Here's what I have and what I've tried:
x <- c("I have .32 dollars AKA 32 cents . ",
"I have .32 dollars AKA 32 cents . Hello World .")
gsub("(\\s+)(?=\\.+)", "", x, perl=TRUE)
gsub("(\\s+)(?=\\.+)(?<=[^\\d])", "", x, perl=TRUE)
This gives (no space before .32
):
## [1] "I have.32 dollars AKA 32 cents. "
## [2] "I have.32 dollars AKA 32 cents. Hello World."
I'd like to get:
## [1] "I have .32 dollars AKA 32 cents. "
## [2] "I have .32 dollars AKA 32 cents. Hello World."
I'm saddled with gsub
here but other solutions welcomed to make the question more usable to future searchers.
Upvotes: 4
Views: 520
Reputation: 70732
You don't need a complex expression, you can use a Positive Lookahead here.
> gsub(' +(?=\\.(?:\\D|$))', '', x, perl=T)
## [1] "I have .32 dollars AKA 32 cents. "
## [2] "I have .32 dollars AKA 32 cents. Hello World."
Explanation:
+ # ' ' (1 or more times)
(?= # look ahead to see if there is:
\. # '.'
(?: # group, but do not capture:
\D # non-digits (all but 0-9)
| # OR
$ # before an optional \n, and the end of the string
) # end of grouping
) # end of look-ahead
Note: If these space characters could be any type of whitespace just replace ' '+
with \s+
If you are content with using the (*SKIP)(*F)
backtracking verbs, here is the correct representation:
> gsub(' \\.\\d(*SKIP)(*F)| +(?=\\.)', '', x, perl=T)
## [1] "I have .32 dollars AKA 32 cents. "
## [2] "I have .32 dollars AKA 32 cents. Hello World."
Upvotes: 4
Reputation: 5271
Well, I don't know r, but I know regular expressions. Hopefully this answer works in r.
gsub("\\s+\\.(?!\\d)", ".", x, perl=TRUE)
It uses a negative lookahead to ensure that the space(s) and period are not followed by a digit; then it replaces the match with just a period.
Upvotes: 3
Reputation: 179448
Try this regex:
x <- c("I have .32 dollars AKA 32 cents . ",
"I have .32 dollars AKA 32 cents . Hello World .",
"I have .32 dollars AKA 32 cents . Hello World .xyz")
gsub(" *\\.($|\\D)", "\\.\\1", x)
[1] "I have .32 dollars AKA 32 cents. "
[2] "I have .32 dollars AKA 32 cents. Hello World."

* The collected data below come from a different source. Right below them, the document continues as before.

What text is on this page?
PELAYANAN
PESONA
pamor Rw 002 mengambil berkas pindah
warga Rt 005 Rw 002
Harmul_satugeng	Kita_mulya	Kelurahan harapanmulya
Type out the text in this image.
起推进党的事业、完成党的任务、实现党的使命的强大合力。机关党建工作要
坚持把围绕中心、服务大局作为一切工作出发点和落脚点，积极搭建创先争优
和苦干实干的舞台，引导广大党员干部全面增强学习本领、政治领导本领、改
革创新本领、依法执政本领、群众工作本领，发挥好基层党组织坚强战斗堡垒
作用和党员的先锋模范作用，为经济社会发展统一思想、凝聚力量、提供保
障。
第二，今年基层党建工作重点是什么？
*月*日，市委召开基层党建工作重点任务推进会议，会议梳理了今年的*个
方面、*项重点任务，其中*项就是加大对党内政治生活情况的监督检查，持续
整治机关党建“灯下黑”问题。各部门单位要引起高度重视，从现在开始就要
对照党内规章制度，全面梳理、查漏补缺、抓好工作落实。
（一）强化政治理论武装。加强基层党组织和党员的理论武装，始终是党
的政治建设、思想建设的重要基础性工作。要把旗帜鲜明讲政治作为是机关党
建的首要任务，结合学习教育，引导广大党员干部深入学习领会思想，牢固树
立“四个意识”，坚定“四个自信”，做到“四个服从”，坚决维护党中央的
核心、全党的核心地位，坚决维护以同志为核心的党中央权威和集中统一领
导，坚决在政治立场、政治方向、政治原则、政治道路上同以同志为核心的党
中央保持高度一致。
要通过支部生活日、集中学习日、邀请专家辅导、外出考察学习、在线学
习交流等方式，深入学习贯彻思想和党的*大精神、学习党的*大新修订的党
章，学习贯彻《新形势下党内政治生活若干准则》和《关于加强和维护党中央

[3] "I have .32 dollars AKA 32 cents. Hello World.xyz"
What it does:
" *\\."
searches for a any number of spaces followed by a period."($|\\D)"
searches for either:
$
), \\D
)Upvotes: 2
Reputation: 887291
This seems to work for the example.
gsub("\\s(?=\\.[0-9])(*SKIP)(*F)|(\\s+)(?=\\.+)(?<=[^\\d])", "", x, perl=TRUE)
#[1] "I have .32 dollars AKA 32 cents. "
#[2] "I have .32 dollars AKA 32 cents. Hello World."
Upvotes: 2